Many thanks in advance for any help or suggestions. (p.s. my intention is to overhaul for best practices/security once I've got the broad strokes wired up)
cheers, s
<?php
// CASE I: 'EDIT RECORD':
// If there's an ID ...
if (isset($_GET['ID']) && is_numeric($_GET['ID'])) {
$id = $_GET['ID'];
echo "<p class=\"status\"><strong>ID IS SET ... ergo we're editing/UPDATING an existing record</strong></p>";
// ... retrieve the record ....
$query = sprintf("SELECT * FROM Invoices WHERE ID = %s", $id);
$result = mysql_query($query) or die(mysql_error());
$row = mysql_fetch_array($result);
// ... assign variables to pre-populate the form
$id = $row['ID'];
$invNumber = $row['invNumber'];
$invDate = $row['invDate'];
// [ snip: more variables > field data ]
// on submit: get the form values ...
// no worky: if (isset($_GET['ID']) && isset($_POST['submit'])) {
if (isset($_POST['submit'])) {
$invNumber = $_POST['invoice-number'];
$invDate = $_POST['invoice-date'];
$projNumber = $_POST['project-number'];
// [ snip: more variables > field data ]
// ... and UPDATE the db:
$qUpdate = "UPDATE Invoices SET invNumber='$invNumber', invDate='$invDate', projNumber='$projNumber', client='$client', task='$task', issueDate='$issueDate', subTotal='$subTotal', tax='$tax', invTotal='$invTotal', datePaid1='$datePaid1', datePaid2='$datePaid2', comments='$comments' WHERE ID='3'";
$result = mysql_query($qUpdate) or die(mysql_error());
if($result) {
echo "<p class=\"status\"><strong>SUCCESS: RECORD UPDATED!</strong></p>";
}
else die("DAMMIT JIM I'M A DOCTOR NOT A DB ADMIN!" . mysql_error());
} // CLOSE '(isset($_POST['submit']))
} // END CASE I: ID present
// CASE II: 'NEW RECORD'; query = INSERT
elseif (empty($_GET['ID'])) {
echo "<p class=\"status\"><strong>No ID ... ergo we're INSERTING a new record:</strong></p>";
// on submit: get the form values ...
if (isset($_POST['submit'])) {
$invNumber = $_POST['invoice-number'];
$invDate = $_POST['invoice-date'];
$projNumber = $_POST['project-number'];
// [ snip: more variables > field data ]
$qInsert = "INSERT INTO Invoices (invNumber,invDate,projNumber,client,task,issueDate,subTotal,tax,invTotal,datePaid1,datePaid2,comments)
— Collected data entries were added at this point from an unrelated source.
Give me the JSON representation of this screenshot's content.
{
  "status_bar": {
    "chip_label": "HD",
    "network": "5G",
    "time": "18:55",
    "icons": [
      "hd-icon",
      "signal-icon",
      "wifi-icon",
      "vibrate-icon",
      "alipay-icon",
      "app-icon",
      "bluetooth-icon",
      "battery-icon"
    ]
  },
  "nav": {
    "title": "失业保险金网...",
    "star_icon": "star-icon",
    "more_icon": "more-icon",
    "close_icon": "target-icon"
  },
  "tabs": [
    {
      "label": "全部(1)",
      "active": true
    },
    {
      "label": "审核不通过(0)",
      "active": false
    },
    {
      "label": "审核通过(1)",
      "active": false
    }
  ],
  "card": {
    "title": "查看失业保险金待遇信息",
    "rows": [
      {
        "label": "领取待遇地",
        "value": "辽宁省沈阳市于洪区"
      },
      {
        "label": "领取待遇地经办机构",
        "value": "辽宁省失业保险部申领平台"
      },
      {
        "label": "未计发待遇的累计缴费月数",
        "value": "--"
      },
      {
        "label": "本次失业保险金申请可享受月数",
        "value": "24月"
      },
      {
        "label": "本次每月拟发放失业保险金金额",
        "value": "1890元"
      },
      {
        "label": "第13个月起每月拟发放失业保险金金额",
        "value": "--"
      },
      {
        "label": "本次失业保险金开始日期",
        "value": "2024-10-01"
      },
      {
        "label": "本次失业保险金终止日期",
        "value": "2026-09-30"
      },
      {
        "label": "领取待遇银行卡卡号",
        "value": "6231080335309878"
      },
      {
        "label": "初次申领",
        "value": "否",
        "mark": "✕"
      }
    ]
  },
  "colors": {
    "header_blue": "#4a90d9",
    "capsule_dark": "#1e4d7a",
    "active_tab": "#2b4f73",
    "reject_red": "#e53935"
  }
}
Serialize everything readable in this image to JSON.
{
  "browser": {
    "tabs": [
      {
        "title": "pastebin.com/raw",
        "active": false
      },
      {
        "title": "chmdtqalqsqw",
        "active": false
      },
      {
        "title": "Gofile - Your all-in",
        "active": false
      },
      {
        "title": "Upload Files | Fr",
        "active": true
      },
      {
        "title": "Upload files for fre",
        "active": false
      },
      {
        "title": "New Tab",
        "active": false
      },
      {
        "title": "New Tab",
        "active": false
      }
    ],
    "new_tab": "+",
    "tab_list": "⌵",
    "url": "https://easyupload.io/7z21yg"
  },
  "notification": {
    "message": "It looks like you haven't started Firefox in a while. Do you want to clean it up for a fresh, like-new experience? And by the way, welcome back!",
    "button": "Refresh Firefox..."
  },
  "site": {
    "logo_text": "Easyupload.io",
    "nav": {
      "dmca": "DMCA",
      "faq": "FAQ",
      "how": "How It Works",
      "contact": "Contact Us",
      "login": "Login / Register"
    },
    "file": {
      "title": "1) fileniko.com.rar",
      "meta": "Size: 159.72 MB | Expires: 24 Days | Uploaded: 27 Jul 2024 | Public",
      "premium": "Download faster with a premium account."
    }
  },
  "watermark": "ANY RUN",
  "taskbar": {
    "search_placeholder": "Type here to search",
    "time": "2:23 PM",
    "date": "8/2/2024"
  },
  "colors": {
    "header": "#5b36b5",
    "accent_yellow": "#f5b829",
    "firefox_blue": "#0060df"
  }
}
VALUES('$invNumber','$invDate','$projNumber','$client','$task','$issueDate','$subTotal','$tax','$invTotal','$datePaid1','$datePaid2','$comments')";
$result = mysql_query($qInsert) or die(mysql_error());
if($result) {
echo "<p class=\"status\"><strong>SUCCESS: NEW RECORD INSERTED!</strong></p>";
}
else die("DAMMIT JIM I'M A DOCTOR NOT A DB ADMIN!" . mysql_error());
} // CLOSE '(isset($_POST['submit']))
} // END CASE II: No ID present
?>
and:
<form id="invoiceData" method="post" action="/html/form.php">
When you submit the form, you need to include the ID again, otherwise it is silently dropped off since you are posting to the hard-coded value /html/form.php (with ID removed). This will cause the empty($_GET['ID']) part to match and run, causing the INSERT. You can simply include the ID value back into the action of every form post like this:
<form
id="invoiceData"
method="post"
action="/html/form.php?ID=<?php echo $_GET['ID']; ?>"
>
This should work in both the cases of the UPDATE and the INSERT, because if there was no ID to begin with, this will render as /html/form.php?ID=, which will match the case of ID being empty, I believe. You may want to test this logic out for sure.
Hope this helps!
$_GET[ID] will be set if you pass it as a URL parameter. So if you change your <form> action to
<form id="invoiceData" method="post" action="/html/form.php?ID=12">
Where 12 is whatever ID you want, you should be getting the results you're wanting -- as long as you do have a <input type="hidden" name="submit" value="1" /> (value can be whatever) in your form somewhere as well.